Вопрос вызывает неожиданную реакцию. Антон передает мне томагавк — посмотреть получше — и рассказывает:
— Знаешь, мы мелких — раз! — к столбу пыток. Они— пленные, или принимаем в племя, если яблок принесли. И бросаем томагавк около головы…
— То есть как бросаете?
— Испытание…
— Та-ак…
— А потом пытки.
— Пытки?
— Мелких. Они пленные. Их в тюрьму — в кольцо в четыре локтя, — и сверху накрывают и прыгают. Мы прыгаем…
Ах, вон оно что. Я видел, как прыгали ребята постарше на бетонном кольце, забытом строителями на нашем дворе. Поверх кольца лежала дребезжащая дверца от «Москвича» из металлолома соседней школы. А в «тюрьме», выходит, сидели мелкие — Антон и его дружки…

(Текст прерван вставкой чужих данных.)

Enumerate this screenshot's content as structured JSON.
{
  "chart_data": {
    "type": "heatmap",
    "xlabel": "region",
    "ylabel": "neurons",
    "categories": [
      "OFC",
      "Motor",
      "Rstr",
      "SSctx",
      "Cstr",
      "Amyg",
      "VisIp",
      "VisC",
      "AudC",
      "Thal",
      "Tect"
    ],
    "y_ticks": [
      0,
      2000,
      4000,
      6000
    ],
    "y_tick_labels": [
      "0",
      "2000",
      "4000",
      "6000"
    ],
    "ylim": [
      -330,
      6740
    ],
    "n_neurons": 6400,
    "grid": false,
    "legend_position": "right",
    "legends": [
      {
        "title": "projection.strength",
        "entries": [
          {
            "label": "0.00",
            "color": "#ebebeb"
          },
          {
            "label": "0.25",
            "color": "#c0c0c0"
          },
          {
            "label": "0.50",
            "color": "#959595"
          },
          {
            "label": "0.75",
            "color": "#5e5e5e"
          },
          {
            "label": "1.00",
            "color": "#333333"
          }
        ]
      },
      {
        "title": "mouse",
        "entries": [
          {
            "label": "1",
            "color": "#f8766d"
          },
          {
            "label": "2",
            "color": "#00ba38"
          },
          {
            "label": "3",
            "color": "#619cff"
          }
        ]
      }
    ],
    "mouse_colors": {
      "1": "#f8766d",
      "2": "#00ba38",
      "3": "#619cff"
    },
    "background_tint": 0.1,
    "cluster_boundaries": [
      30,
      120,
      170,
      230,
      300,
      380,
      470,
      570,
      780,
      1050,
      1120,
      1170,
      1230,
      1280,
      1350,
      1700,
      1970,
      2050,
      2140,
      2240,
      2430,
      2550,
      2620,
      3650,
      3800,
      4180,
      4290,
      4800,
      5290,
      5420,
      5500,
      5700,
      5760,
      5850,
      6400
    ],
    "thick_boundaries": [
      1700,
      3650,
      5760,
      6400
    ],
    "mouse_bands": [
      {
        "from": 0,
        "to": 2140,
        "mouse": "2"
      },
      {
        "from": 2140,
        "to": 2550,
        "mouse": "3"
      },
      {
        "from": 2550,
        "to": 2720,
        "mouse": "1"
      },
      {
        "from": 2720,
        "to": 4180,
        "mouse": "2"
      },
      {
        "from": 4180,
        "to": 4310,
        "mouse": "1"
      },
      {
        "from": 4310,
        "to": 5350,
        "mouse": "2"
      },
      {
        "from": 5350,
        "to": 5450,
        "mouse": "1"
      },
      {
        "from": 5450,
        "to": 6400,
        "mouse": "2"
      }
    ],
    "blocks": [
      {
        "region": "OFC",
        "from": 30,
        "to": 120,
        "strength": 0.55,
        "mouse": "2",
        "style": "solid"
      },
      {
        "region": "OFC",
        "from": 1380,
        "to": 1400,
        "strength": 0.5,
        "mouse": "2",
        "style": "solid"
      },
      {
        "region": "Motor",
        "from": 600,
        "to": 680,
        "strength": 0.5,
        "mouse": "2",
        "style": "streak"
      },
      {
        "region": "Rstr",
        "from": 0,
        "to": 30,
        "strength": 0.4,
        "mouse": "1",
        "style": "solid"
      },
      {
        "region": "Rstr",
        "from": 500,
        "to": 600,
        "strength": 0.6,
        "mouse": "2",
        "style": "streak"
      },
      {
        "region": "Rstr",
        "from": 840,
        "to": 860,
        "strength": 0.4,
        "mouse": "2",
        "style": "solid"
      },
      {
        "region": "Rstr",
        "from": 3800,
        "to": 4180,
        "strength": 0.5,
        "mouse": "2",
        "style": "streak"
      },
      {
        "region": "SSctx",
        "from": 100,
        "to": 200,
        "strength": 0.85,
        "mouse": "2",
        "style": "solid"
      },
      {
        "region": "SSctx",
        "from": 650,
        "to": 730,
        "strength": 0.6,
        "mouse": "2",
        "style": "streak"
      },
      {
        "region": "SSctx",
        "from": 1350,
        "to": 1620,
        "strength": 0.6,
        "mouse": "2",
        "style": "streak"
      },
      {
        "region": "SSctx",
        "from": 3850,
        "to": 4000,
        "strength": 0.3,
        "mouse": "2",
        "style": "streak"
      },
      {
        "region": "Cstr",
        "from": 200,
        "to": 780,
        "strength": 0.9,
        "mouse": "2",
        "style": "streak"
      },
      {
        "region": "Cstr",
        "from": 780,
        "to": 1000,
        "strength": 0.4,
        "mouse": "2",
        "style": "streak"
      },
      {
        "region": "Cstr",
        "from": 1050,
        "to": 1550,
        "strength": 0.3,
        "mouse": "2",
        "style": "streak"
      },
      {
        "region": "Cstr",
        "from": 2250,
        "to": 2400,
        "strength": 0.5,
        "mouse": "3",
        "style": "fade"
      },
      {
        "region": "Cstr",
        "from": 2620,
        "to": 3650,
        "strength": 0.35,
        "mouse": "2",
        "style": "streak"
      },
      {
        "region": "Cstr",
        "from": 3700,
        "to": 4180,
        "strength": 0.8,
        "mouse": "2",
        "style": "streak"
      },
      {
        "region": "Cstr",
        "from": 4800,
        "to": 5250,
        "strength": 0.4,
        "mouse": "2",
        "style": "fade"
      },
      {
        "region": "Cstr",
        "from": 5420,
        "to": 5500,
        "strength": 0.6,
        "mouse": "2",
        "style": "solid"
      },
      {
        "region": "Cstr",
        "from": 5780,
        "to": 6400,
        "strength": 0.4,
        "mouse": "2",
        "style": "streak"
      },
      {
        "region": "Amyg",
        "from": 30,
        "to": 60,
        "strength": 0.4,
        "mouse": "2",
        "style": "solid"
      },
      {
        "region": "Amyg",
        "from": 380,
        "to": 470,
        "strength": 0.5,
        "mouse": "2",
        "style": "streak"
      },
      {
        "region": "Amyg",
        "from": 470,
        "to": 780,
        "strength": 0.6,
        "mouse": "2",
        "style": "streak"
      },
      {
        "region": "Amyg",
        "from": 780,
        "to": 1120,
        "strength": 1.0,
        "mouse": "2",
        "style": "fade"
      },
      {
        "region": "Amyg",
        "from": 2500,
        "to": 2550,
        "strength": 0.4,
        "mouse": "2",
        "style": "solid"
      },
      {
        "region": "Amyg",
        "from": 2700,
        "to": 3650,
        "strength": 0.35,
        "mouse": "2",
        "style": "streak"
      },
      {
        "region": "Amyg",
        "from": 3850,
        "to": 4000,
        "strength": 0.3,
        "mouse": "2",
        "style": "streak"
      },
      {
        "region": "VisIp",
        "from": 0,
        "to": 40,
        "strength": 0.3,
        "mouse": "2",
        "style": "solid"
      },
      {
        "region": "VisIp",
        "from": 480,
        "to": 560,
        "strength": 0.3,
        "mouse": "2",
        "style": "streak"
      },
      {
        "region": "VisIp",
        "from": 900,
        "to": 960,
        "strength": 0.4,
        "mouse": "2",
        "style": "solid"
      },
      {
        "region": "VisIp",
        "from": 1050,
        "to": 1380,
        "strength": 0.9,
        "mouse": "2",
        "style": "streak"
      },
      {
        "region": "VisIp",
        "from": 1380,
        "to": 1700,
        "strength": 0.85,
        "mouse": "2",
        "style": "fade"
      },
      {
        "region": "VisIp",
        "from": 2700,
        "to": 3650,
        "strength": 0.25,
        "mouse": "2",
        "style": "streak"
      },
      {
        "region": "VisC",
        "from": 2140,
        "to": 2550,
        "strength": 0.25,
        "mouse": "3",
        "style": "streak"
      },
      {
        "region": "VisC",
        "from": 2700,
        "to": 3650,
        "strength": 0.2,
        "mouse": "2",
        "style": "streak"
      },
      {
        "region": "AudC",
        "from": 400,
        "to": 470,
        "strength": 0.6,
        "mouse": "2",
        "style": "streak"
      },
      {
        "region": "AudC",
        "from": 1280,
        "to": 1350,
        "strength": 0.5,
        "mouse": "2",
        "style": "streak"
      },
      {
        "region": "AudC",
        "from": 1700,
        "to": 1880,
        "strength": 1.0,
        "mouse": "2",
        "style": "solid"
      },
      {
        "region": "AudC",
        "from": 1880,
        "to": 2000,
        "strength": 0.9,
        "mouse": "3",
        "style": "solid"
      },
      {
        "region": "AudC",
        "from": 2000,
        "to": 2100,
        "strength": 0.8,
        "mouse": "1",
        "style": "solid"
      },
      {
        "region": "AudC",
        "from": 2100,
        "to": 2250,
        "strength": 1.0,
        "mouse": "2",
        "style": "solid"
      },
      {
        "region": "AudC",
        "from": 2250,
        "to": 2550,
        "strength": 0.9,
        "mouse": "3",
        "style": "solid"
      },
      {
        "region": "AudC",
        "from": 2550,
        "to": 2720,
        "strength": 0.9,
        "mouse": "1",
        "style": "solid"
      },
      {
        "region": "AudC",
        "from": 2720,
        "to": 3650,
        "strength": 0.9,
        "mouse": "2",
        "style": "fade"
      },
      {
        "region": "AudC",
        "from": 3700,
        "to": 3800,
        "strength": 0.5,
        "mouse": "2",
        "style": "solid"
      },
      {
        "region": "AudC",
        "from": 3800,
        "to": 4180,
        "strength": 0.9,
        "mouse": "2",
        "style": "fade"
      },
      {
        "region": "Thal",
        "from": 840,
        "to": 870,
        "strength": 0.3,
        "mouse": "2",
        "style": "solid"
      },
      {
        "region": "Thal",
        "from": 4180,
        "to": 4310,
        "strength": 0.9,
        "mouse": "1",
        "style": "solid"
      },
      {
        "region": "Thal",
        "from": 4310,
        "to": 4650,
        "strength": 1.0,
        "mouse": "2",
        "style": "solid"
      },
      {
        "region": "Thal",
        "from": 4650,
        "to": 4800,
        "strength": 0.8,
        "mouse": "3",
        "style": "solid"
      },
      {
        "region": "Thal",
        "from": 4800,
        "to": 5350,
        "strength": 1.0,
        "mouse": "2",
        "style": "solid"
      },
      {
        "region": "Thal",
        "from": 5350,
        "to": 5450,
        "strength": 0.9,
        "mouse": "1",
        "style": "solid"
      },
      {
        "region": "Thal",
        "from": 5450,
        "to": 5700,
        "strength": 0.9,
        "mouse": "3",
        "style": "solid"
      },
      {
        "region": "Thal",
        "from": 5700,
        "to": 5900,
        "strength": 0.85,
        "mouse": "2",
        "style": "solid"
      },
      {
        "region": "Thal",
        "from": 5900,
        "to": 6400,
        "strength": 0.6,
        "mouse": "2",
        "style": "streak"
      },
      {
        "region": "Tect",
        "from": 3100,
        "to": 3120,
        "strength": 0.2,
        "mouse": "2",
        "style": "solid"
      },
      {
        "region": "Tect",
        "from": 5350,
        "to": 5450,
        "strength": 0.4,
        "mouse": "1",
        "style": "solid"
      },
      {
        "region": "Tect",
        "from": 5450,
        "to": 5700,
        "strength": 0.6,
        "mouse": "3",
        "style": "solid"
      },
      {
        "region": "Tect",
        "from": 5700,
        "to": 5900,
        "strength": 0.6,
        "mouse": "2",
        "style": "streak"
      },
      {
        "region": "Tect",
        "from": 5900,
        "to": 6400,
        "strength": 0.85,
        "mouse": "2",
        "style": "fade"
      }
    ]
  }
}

— Виталик — Кауна, вождь, у него восемь перьев.
— Что ты говоришь!
— Да, восемь перьев к томагавку, за доблесть. А Андрей делает себе новый томагавк. Он, сказал, привяжет к нему волосы от маминого парика. Как скальп…
У нашей мамы, слава богу, нет парика.
— А когда пытки — бьет барабан. А потом мелких — в подвал.
— Там же страшно.
— Там дохлые кошки.
— А… мелкие не боятся?
— А чего им бояться, кто их тронет…
Для таких, как он, молчание — терпение.
— Папа, ты работаешь?
— Угу.
— А можешь и работать и слушать?
— Можно попробовать…
— Я тебе расскажу про белую перчатку. Говорят однажды мальчику: не открывай дверь, на улице белая перчатка. Он сидит. Радио потерпело, потерпело и опять говорит: не открывайте дверь, на улице белая перчатка…
— Как потерпело?
— Ну, помолчало.
— Понятно.
— Ну вот. А мальчик открыл дверь, и белая перчатка его задушила…
— Вот как…
— Ага…
Однажды он сказал, что в его комнате было еще одно окно, и он все видел по другую сторону дома.
— Там же у нас соседи, — попробовал я не поверить.